If you are passing something other than an object as a request (a string, for example), then you do not have to implement the IsEmpty method. The same goes for dealing with Stream handlers.

Fast Start-up for Java Lambda functions

Because Thundra originated from the JVM world, we provide a custom runtime to our users with Java. When you use this custom runtime (which can be found in our AWS Lambda Layer), we provide you an option for a fast start-up of your Lambda functions with Java runtime. This allows Java users to improve the start-up performance of their functions up to three times better than with a normal runtime.

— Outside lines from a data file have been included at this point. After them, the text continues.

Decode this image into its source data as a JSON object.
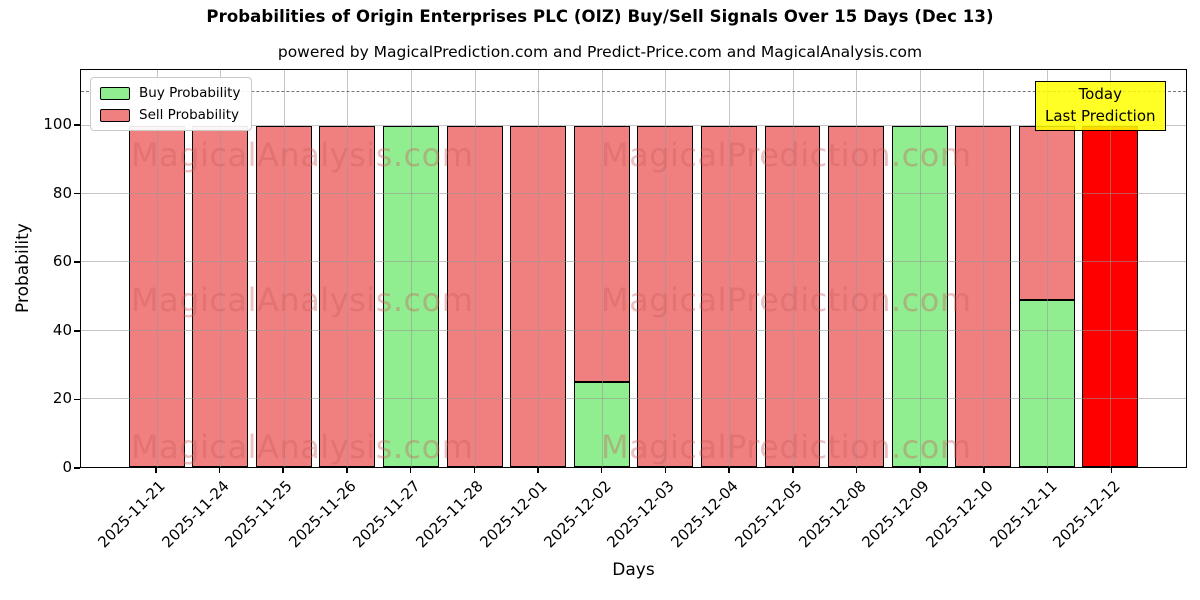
{
  "title": "Probabilities of Origin Enterprises PLC (OIZ) Buy/Sell Signals Over 15 Days (Dec 13)",
  "subtitle": "powered by MagicalPrediction.com and Predict-Price.com and MagicalAnalysis.com",
  "legend": {
    "items": [
      {
        "label": "Buy Probability",
        "color": "#90EE90"
      },
      {
        "label": "Sell Probability",
        "color": "#F08080"
      }
    ]
  },
  "annotation_box": {
    "line1": "Today",
    "line2": "Last Prediction",
    "bg_color": "#FFFF00"
  },
  "axes": {
    "ylabel": "Probability",
    "xlabel": "Days",
    "yticks": [
      0,
      20,
      40,
      60,
      80,
      100
    ],
    "dashed_line_y": 110
  },
  "watermarks": {
    "left_text": "MagicalAnalysis.com",
    "right_text": "MagicalPrediction.com",
    "rows": 3
  },
  "colors": {
    "buy": "#90EE90",
    "sell": "#F08080",
    "today_bar": "#FF0000",
    "bar_border": "#000000"
  },
  "chart_data": {
    "type": "bar",
    "stacked": true,
    "title": "Probabilities of Origin Enterprises PLC (OIZ) Buy/Sell Signals Over 15 Days (Dec 13)",
    "xlabel": "Days",
    "ylabel": "Probability",
    "ylim": [
      0,
      116.3
    ],
    "grid": true,
    "legend_position": "upper left",
    "categories": [
      "2025-11-21",
      "2025-11-24",
      "2025-11-25",
      "2025-11-26",
      "2025-11-27",
      "2025-11-28",
      "2025-12-01",
      "2025-12-02",
      "2025-12-03",
      "2025-12-04",
      "2025-12-05",
      "2025-12-08",
      "2025-12-09",
      "2025-12-10",
      "2025-12-11",
      "2025-12-12"
    ],
    "series": [
      {
        "name": "Buy Probability",
        "color": "#90EE90",
        "values": [
          0,
          0,
          0,
          0,
          100,
          0,
          0,
          25,
          0,
          0,
          0,
          0,
          100,
          0,
          49,
          0
        ]
      },
      {
        "name": "Sell Probability",
        "color": "#F08080",
        "values": [
          100,
          100,
          100,
          100,
          0,
          100,
          100,
          75,
          100,
          100,
          100,
          100,
          0,
          100,
          51,
          0
        ]
      },
      {
        "name": "Today / Last Prediction",
        "color": "#FF0000",
        "values": [
          0,
          0,
          0,
          0,
          0,
          0,
          0,
          0,
          0,
          0,
          0,
          0,
          0,
          0,
          0,
          100
        ]
      }
    ]
  }
}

In order to enable fast-startup, you have two options:
  • Configuring Thundra Libraries: After you add Thundra Layer to your function and set the runtime to the custom runtime, all you need to do is set the environment variable with the name thundra_agent_lambda_jvm_optimizeForFastStartupto true. More detailed information can be found here.
  • Instrumenting from Thundra Web Console: If you already installed our AWS integration, you can instrument your Java functions with the fast start-up mode from the Thundra console with only one click. Thundra will make all the necessary arrangements for you.